As Ramos wrote in her scorched-earth ruling (emphasis in original): “This Court concludes that the evidence in the record demonstrates that proponents of SB 14 within the 82nd Texas Legislature were motivated, at the very least in part, because of and not merely in spite of the voter ID law’s detrimental effects on the African-American and Hispanic electorate.” She also cited the “relative scarcity of incidents of in-person voter impersonation fraud, the fact that SB 14 addresses no other type of voter fraud, the anti-immigration and anti-Hispanic sentiment permeating the 2011 legislative session, and the legislators’ knowledge that SB 14 would clearly impact minorities disproportionately and likely disenfranchise them” — all of that, she says, shows that SB 14 was “racially motivated.”

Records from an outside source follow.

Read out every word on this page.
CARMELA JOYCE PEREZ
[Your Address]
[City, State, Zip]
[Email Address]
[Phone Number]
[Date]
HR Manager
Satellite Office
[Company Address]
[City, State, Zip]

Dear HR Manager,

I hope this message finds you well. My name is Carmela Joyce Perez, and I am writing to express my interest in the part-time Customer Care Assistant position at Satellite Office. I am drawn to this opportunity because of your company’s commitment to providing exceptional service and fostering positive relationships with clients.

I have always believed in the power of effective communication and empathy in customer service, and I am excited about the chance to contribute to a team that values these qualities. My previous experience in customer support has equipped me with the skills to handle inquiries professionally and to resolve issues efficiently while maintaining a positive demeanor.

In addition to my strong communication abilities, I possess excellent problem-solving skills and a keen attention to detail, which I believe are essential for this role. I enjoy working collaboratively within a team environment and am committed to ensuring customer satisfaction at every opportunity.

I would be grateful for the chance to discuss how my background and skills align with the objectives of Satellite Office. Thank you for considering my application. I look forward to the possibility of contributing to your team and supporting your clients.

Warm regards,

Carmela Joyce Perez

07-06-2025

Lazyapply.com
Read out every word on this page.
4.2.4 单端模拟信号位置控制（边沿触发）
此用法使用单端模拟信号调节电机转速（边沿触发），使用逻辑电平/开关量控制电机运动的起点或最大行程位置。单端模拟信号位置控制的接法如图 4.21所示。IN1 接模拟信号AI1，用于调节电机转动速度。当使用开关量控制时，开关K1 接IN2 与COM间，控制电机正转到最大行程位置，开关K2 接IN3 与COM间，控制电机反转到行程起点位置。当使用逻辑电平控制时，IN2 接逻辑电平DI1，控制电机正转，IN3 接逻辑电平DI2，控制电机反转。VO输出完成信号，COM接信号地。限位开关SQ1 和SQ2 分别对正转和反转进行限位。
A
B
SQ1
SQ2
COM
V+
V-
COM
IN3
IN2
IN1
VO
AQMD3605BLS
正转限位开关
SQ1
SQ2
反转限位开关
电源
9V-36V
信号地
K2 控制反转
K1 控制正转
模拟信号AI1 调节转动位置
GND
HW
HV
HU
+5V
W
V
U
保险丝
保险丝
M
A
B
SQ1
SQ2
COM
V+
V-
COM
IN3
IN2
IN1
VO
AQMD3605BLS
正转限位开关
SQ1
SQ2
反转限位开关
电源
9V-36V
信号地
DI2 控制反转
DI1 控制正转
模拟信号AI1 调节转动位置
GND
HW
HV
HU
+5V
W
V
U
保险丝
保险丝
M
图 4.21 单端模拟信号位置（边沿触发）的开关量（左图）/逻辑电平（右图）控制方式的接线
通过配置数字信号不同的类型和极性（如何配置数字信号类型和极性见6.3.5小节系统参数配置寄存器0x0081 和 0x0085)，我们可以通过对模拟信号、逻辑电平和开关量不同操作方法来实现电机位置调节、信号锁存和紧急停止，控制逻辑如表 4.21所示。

When the state appealed Ramos’ ruling to the federal Fifth Circuit appeals court, even the most conservative appellate court in the country agreed the law was discriminatory — yet the judges couldn’t agree on the whole “racially motivated” part. The Fifth Circuit cobbled together a patchwork ruling that essentially kicked the case back Ramos’ court to answer that lingering question — and to come up with a temporary voter ID solution for the November 8 election that confused a lot of people.